Fortunately, there is a path forward. For decades, the Electronic Design Automation (EDA) field has applied the ever-increasing capabilities from the domains of machine learning and artificial intelligence to steps throughout the chip design flow. Steps from layouts, power and performance analysis and estimation, and physical design are all improved by programs taught rather than programmed.

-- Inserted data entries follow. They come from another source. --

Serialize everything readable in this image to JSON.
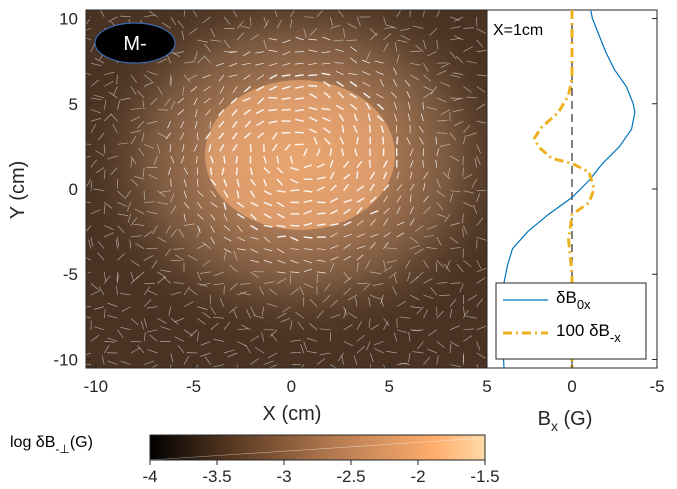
{
  "chart_data": [
    {
      "type": "heatmap",
      "xlabel": "X (cm)",
      "ylabel": "Y (cm)",
      "xlim": [
        -10.5,
        10
      ],
      "ylim": [
        -10.5,
        10.5
      ],
      "xticks": [
        "-10",
        "-5",
        "0",
        "5"
      ],
      "yticks": [
        "10",
        "5",
        "0",
        "-5",
        "-10"
      ],
      "badge": "M-",
      "colorbar": {
        "label": "log δB⊥(G)",
        "label_main": "log δB",
        "label_sub": "-⊥",
        "label_tail": "(G)",
        "min": -4,
        "max": -1.5,
        "ticks": [
          "-4",
          "-3.5",
          "-3",
          "-2.5",
          "-2",
          "-1.5"
        ],
        "colors": [
          "#000000",
          "#5a3a22",
          "#b47a50",
          "#ffae6d",
          "#ffd9a8"
        ]
      },
      "peak": {
        "x": 0.5,
        "y": 2,
        "value": -1.6
      },
      "quiver": "white vector field of δB⊥ swirling around the peak"
    },
    {
      "type": "line",
      "annotation": "X=1cm",
      "xlabel": "Bx (G)",
      "xlabel_main": "B",
      "xlabel_sub": "x",
      "xlabel_tail": " (G)",
      "xlim": [
        5,
        -5
      ],
      "ylim": [
        -10.5,
        10.5
      ],
      "xticks": [
        "5",
        "0",
        "-5"
      ],
      "legend": {
        "placement": "bottom-right"
      },
      "series": [
        {
          "name": "δB0x",
          "name_main": "δB",
          "name_sub": "0x",
          "color": "#0072bd",
          "style": "solid",
          "points": [
            [
              -1.1,
              10.5
            ],
            [
              -1.2,
              10.0
            ],
            [
              -1.6,
              9.0
            ],
            [
              -2.0,
              8.0
            ],
            [
              -2.5,
              7.0
            ],
            [
              -3.2,
              6.0
            ],
            [
              -3.6,
              5.0
            ],
            [
              -3.7,
              4.5
            ],
            [
              -3.5,
              3.5
            ],
            [
              -2.8,
              2.5
            ],
            [
              -1.8,
              1.5
            ],
            [
              -1.0,
              0.5
            ],
            [
              0.0,
              -0.5
            ],
            [
              1.4,
              -1.5
            ],
            [
              2.6,
              -2.5
            ],
            [
              3.5,
              -3.5
            ],
            [
              3.8,
              -4.5
            ],
            [
              4.0,
              -5.5
            ],
            [
              4.1,
              -7.0
            ],
            [
              4.1,
              -8.5
            ],
            [
              4.0,
              -10.5
            ]
          ]
        },
        {
          "name": "100  δB-x",
          "name_main": "100  δB",
          "name_sub": "-x",
          "color": "#edb120",
          "style": "dash-dot",
          "points": [
            [
              0.0,
              10.5
            ],
            [
              0.0,
              8.0
            ],
            [
              0.0,
              6.5
            ],
            [
              0.2,
              5.5
            ],
            [
              0.8,
              4.5
            ],
            [
              1.8,
              3.6
            ],
            [
              2.2,
              3.0
            ],
            [
              2.0,
              2.5
            ],
            [
              1.2,
              1.8
            ],
            [
              0.0,
              1.5
            ],
            [
              -1.0,
              1.0
            ],
            [
              -1.3,
              0.0
            ],
            [
              -1.0,
              -0.8
            ],
            [
              0.0,
              -1.5
            ],
            [
              0.2,
              -3.0
            ],
            [
              0.0,
              -5.0
            ],
            [
              0.0,
              -8.0
            ],
            [
              0.0,
              -10.5
            ]
          ]
        }
      ]
    }
  ]
}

In this tutorial we will explore what’s coming next: EDA applications from the newest type of artificial intelligence, generative pre-trained transformers (GPTs), also known as Large Language Models. We will show how models like the popular ChatGPT can be applied to tasks such as writing HDL, searching for and repairing bugs, and even applying itself to the production of complex debugging tasks like producing assertions. Rather than constrain oneself just to commercial and closed-source tooling, we’ll also show how you can train your own language models and produce designs in a fully open-source manner. We’ll discuss how commercial operators are beginning to make moves in this space (GitHub Copilot, Cadence JedAI) and reflect on the consequences of this in education and industry (will our designs become buggier? Will our graduating VLSI students know less?). We’ll cover all of this using a representative suite of examples both simple (basic shift registers) to complex (AXI bus components and microprocessor designs).

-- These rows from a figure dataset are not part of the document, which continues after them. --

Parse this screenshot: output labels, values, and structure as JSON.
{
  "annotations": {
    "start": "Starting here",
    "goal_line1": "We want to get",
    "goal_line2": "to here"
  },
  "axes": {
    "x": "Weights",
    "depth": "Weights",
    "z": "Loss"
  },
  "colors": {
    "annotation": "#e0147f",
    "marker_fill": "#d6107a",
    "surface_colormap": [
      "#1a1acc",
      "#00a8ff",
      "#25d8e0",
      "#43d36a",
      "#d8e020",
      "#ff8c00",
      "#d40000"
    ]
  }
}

Tutorial 10. Efficient Large Language Model Tuning on the Edge
Large language models (LLMs) have shown increasing power on various NLP tasks. Typically, these models are trained on a diverse range of text from books, articles, and websites to gain a broad understanding of human language and are known as the pre-trained language models (PLMs). However, task-specific data is often required to adapt PLMs to perform specific tasks or be more accurate in real-world scenarios. This fine-tuning process relies heavily on user-generated data on devices, providing a wealth of contextual insights and nuanced use cases that reflect actual human interaction and needs. In practice, it is challenging to use these devices and data securely. On-device tuning is always necessary to preserve users’ data privacy. However, finetuning LLMs introduces extremely heavy memory and computational costs, which are unacceptable to edge devices, especially commercial devices with limited onboard resources. Our tutorial will focus on efficient LLM tuning on the edge to solve these challenges. Through this tutorial, audiences can learn the background and development of LLM tuning methods. The instructors will also introduce the advanced techniques that enable efficient LLM tuning on edge devices, including back-propagation-free optimizations (e.g., zeroth-order optimization). Some instructors will also provide a live hands-on demo to let the audience conduct efficient LLM tuning.